Como se sabe, o Supremo Tribunal Federal tem modificado de forma bastante significativa o tema relativo à competência por Prerrogativa de Função. Por conta dessas mudanças, algumas situações “pitorescas” têm emergido. É o que se pode colher, por exemplo, do informativo de n. 924 do STF. Trata-se de um inquérito instaurado ainda em 2016, para apurar crimes de corrupção passiva (art. 317 do CP) e de lavagem de dinheiro (art. 1º, V, da Lei n. 9.613/98), que teriam sido supostamente praticados por um senador da república. Ulteriormente, quando da conclusão do referido inquérito, o Delegado de Polícia Federal responsável pelas referidas investigações fez demonstrar, em seu relatório, que não teriam sido encontrados elementos informativos aptos a demonstrar eventual responsabilidade do investigado (detentor de foro por prerrogativa de função).

No entanto, quando recebeu os autos para manifestação, a Procuradoria-Geral da República (PGR) asseverou que, após a manifestação do Delegado, teriam surgido “novos indícios” contra o mencionado senador e que, portanto, as investigações não poderiam ser encerradas. A posição da PGR, contudo, tinha um dilema: a continuidade daquelas investigações não estaria mais sob a alçada do STF. Na visão do Ministério Público, os respectivos autos deveriam ser encaminhados à 1ª instância, uma vez que os delitos imputados ao referido senador da república teriam sido praticados fora do cargo de parlamentar federal, e que, segundo precedentes daquela corte, não mais estariam acobertados pelo “manto” da prerrogativa.

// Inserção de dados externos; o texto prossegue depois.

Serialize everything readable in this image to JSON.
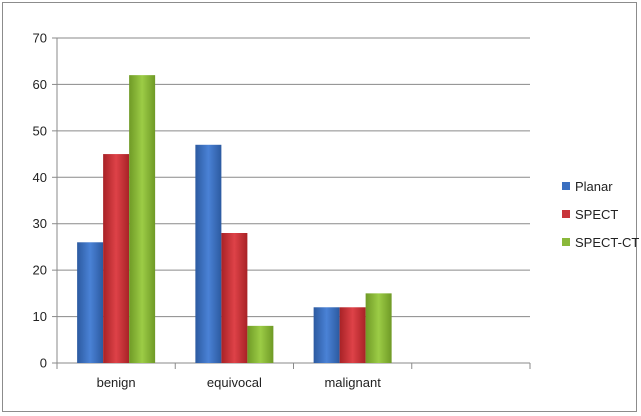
{
  "chart_data": {
    "type": "bar",
    "title": "",
    "xlabel": "",
    "ylabel": "",
    "categories": [
      "benign",
      "equivocal",
      "malignant"
    ],
    "series": [
      {
        "name": "Planar",
        "values": [
          26,
          47,
          12
        ],
        "color": "#3a6fc0"
      },
      {
        "name": "SPECT",
        "values": [
          45,
          28,
          12
        ],
        "color": "#c8343a"
      },
      {
        "name": "SPECT-CT",
        "values": [
          62,
          8,
          15
        ],
        "color": "#8ab83a"
      }
    ],
    "ylim": [
      0,
      70
    ],
    "yticks": [
      0,
      10,
      20,
      30,
      40,
      50,
      60,
      70
    ],
    "grid": true,
    "legend_position": "right",
    "empty_trailing_category_slots": 1
  }
}
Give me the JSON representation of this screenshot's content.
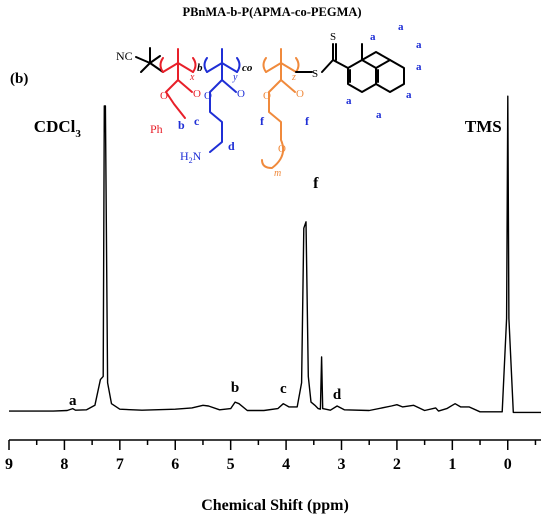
{
  "chart_data": {
    "type": "line",
    "title": "PBnMA-b-P(APMA-co-PEGMA)",
    "panel_label": "(b)",
    "xlabel": "Chemical Shift (ppm)",
    "ylabel": "",
    "x_reversed": true,
    "xlim": [
      9,
      -0.6
    ],
    "ylim": [
      0,
      1
    ],
    "grid": false,
    "x_ticks": [
      9,
      8,
      7,
      6,
      5,
      4,
      3,
      2,
      1,
      0
    ],
    "x_tick_labels": [
      "9",
      "8",
      "7",
      "6",
      "5",
      "4",
      "3",
      "2",
      "1",
      "0"
    ],
    "series": [
      {
        "points": [
          [
            9.0,
            0.012
          ],
          [
            8.2,
            0.012
          ],
          [
            7.95,
            0.014
          ],
          [
            7.85,
            0.02
          ],
          [
            7.8,
            0.015
          ],
          [
            7.6,
            0.016
          ],
          [
            7.45,
            0.03
          ],
          [
            7.35,
            0.11
          ],
          [
            7.3,
            0.12
          ],
          [
            7.28,
            0.96
          ],
          [
            7.26,
            0.96
          ],
          [
            7.22,
            0.1
          ],
          [
            7.15,
            0.035
          ],
          [
            7.0,
            0.018
          ],
          [
            6.6,
            0.015
          ],
          [
            6.0,
            0.018
          ],
          [
            5.7,
            0.022
          ],
          [
            5.5,
            0.03
          ],
          [
            5.4,
            0.028
          ],
          [
            5.2,
            0.016
          ],
          [
            5.0,
            0.02
          ],
          [
            4.92,
            0.04
          ],
          [
            4.85,
            0.035
          ],
          [
            4.7,
            0.014
          ],
          [
            4.4,
            0.014
          ],
          [
            4.15,
            0.02
          ],
          [
            4.05,
            0.035
          ],
          [
            3.95,
            0.025
          ],
          [
            3.8,
            0.025
          ],
          [
            3.72,
            0.1
          ],
          [
            3.68,
            0.58
          ],
          [
            3.64,
            0.6
          ],
          [
            3.6,
            0.12
          ],
          [
            3.55,
            0.04
          ],
          [
            3.48,
            0.03
          ],
          [
            3.42,
            0.02
          ],
          [
            3.38,
            0.018
          ],
          [
            3.36,
            0.18
          ],
          [
            3.34,
            0.02
          ],
          [
            3.2,
            0.015
          ],
          [
            3.08,
            0.028
          ],
          [
            2.95,
            0.016
          ],
          [
            2.5,
            0.014
          ],
          [
            2.1,
            0.028
          ],
          [
            2.0,
            0.032
          ],
          [
            1.9,
            0.025
          ],
          [
            1.7,
            0.03
          ],
          [
            1.5,
            0.014
          ],
          [
            1.3,
            0.022
          ],
          [
            1.25,
            0.012
          ],
          [
            1.1,
            0.02
          ],
          [
            1.0,
            0.03
          ],
          [
            0.95,
            0.035
          ],
          [
            0.85,
            0.025
          ],
          [
            0.7,
            0.025
          ],
          [
            0.5,
            0.01
          ],
          [
            0.1,
            0.01
          ],
          [
            0.02,
            0.3
          ],
          [
            0.0,
            0.99
          ],
          [
            -0.02,
            0.3
          ],
          [
            -0.1,
            0.008
          ],
          [
            -0.6,
            0.008
          ]
        ]
      }
    ],
    "annotations": [
      {
        "text": "CDCl3",
        "base": "CDCl",
        "sub": "3",
        "x": 7.27
      },
      {
        "text": "TMS",
        "x": 0.0
      },
      {
        "text": "f",
        "x": 3.62
      },
      {
        "text": "a",
        "x": 7.85
      },
      {
        "text": "b",
        "x": 4.92
      },
      {
        "text": "c",
        "x": 4.05
      },
      {
        "text": "d",
        "x": 3.08
      }
    ]
  },
  "structure": {
    "nc": "NC",
    "block_b": "b",
    "block_co": "co",
    "sub_x": "x",
    "sub_y": "y",
    "sub_z": "z",
    "ph": "Ph",
    "amine": "H",
    "amine_sub": "2",
    "amine_n": "N",
    "m": "m",
    "sulfur_top": "S",
    "sulfur_chain": "S",
    "o": "O",
    "labels": {
      "b": "b",
      "c": "c",
      "d": "d",
      "f": "f",
      "a": "a"
    },
    "colors": {
      "red": "#e8202a",
      "blue": "#1f2fd6",
      "orange": "#f08a3c",
      "black": "#000000"
    }
  }
}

Outrossim, não foi esse o posicionamento da 2ª Turma do STF. Para os Ministros, os autos do inquérito deveriam retornar à PGR para que concluísse primeiro as investigações, realizando as diligências que ainda estariam pendentes de execução (impondo-se um prazo de 60 dias), e que, somente depois, fosse apresentada manifestação conclusiva nos autos, apontando-se concretamente “os novos elementos de prova” que deveriam ser considerados pelo Tribunal. Para o Supremo, somente de posse de manifestação mais objetiva da PGR, é que se poderia avaliar se é mesmo o caso de arquivamento (ou não do inquérito) ou se a investigação deveria (ou não) prosseguir e em que condições (no STF ou na 1ª instância).